ここに連れてくる時、まったく抗う様子がなかったので、そう思ったのだが、
「彼女は本当に行くところがないんだ」
と思ったが、
「彼女を何がそこまでさせたのか?」
と思うと、感慨深いものがあった。
ただ、その理由は彼女が風呂から上がって、さっぱりした様子を見せると、すぐに分かったのであった。
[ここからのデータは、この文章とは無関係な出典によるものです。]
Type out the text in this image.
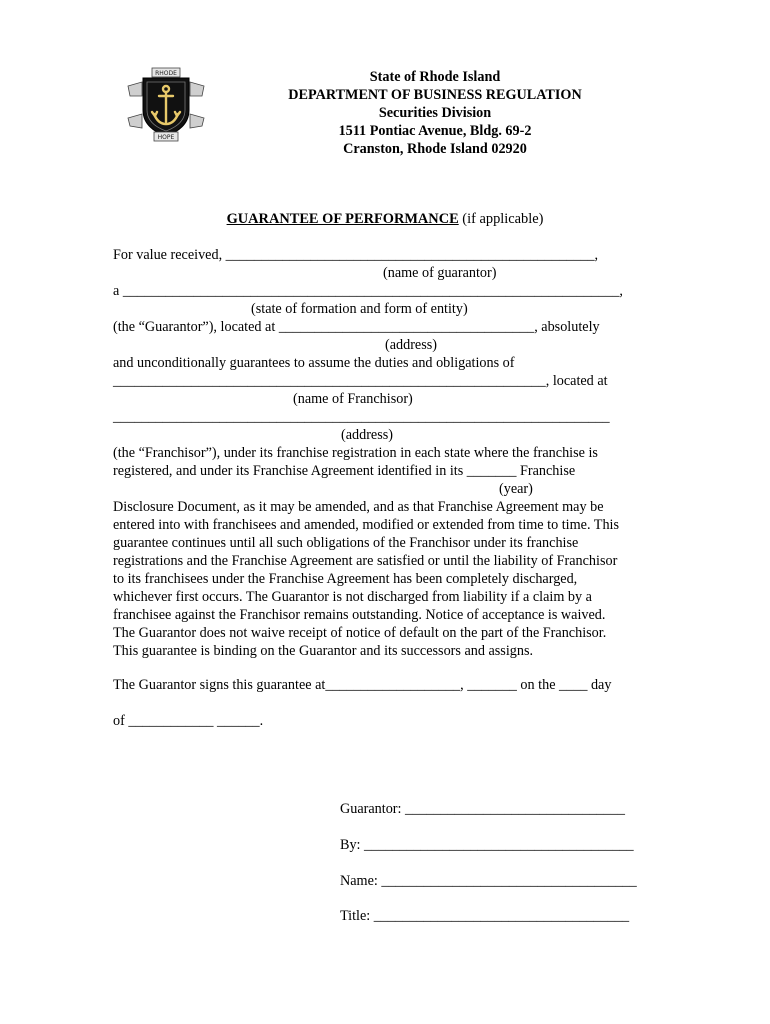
RHODE
HOPE
State of Rhode Island
DEPARTMENT OF BUSINESS REGULATION
Securities Division
1511 Pontiac Avenue, Bldg. 69-2
Cranston, Rhode Island 02920
GUARANTEE OF PERFORMANCE (if applicable)
For value received, ____________________________________________________,
(name of guarantor)
a ______________________________________________________________________,
(state of formation and form of entity)
(the “Guarantor”), located at ____________________________________, absolutely
(address)
and unconditionally guarantees to assume the duties and obligations of
_____________________________________________________________, located at
(name of Franchisor)
______________________________________________________________________
(address)
(the “Franchisor”), under its franchise registration in each state where the franchise is
registered, and under its Franchise Agreement identified in its _______ Franchise
(year)
Disclosure Document, as it may be amended, and as that Franchise Agreement may be
entered into with franchisees and amended, modified or extended from time to time. This
guarantee continues until all such obligations of the Franchisor under its franchise
registrations and the Franchise Agreement are satisfied or until the liability of Franchisor
to its franchisees under the Franchise Agreement has been completely discharged,
whichever first occurs. The Guarantor is not discharged from liability if a claim by a
franchisee against the Franchisor remains outstanding. Notice of acceptance is waived.
The Guarantor does not waive receipt of notice of default on the part of the Franchisor.
This guarantee is binding on the Guarantor and its successors and assigns.
The Guarantor signs this guarantee at___________________, _______ on the ____ day
of ____________ ______.
Guarantor: _______________________________
By: ______________________________________
Name: ____________________________________
Title: ____________________________________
パジャマ姿の彼女は、最初に見た時とはまったく違い、タクシーの中でも、
「まるで炭でも塗ったのではないか?」
と思うほどの、顔色の悪さだった。
それを、
「顔色が悪いのか?」
それとも、
「汚れているだけなのか?」
ということを見極めることはできなかった。
何しろ彼女が一言もしゃべらず、その変わり、その目線には鋭さがあったことから、
「どっちなんだ?」
と、
「しっかりしているのか?」
それとも、
「意識がもうろうとしているのか?」
という判断がつかなかったのだ。
しかし、風呂から上がってきたのを見ると、
「顔色はかなり違って、今は血色がいい」
ということが分かっただけでも、安心だった。
ただ気になったのは、髪の毛で、洗ったことで、かなり光沢は戻ってきて、きれいなのであるが、先端が相変わらずで、
「痛々しさが残っている」
と感じずにはいられなかった。
それを思うと、
「きれいに見えるのだが、実際には何かがあったんだろうな」
ということであった。
とりあえず、何かを聞かないと、会話にならないと思ったので、
「さてと」
といって切り出した。
「まず、あなたのお名前は?」
と聞くと、彼女は軽く首をかしげて、考えてしまった。
「じゃあ、どこから来たんだい?」
と聞いても分からない様子だった。
「記憶喪失?」
と聞くと、彼女はうなずいた。
ということは、
「まったく何も分からないが、判断する力は残っている」
ということであり、
「記憶喪失で間違いない」
と、坂上に感じさせたのだった。
こうなると、却って話がややこしい。
「警察に連れていくべきなのか?」
とはっきりと感じた。
自分に何とかできることであれば、その責任を負うということもできるかも知れないが、
「医者でもない自分が引き置けるというのは、これ以上無責任なことはない」
と思った。
しかし、今から警察に連れていくというのをできるはずもなく、とりあえず、
「明日になってから」
ということしかないのであった。
「医者に行けばいいのか、警察なのか?」
と考えたが、
「医者にいっても、身元不明であれば、どうせ警察を呼ぶことになる」
と思い、
「やはり警察だな」
と考えながら、その日は寝ることにしたのだ。
当然、名前も覚えていない彼女に、余計なことを聞くのは忍びない。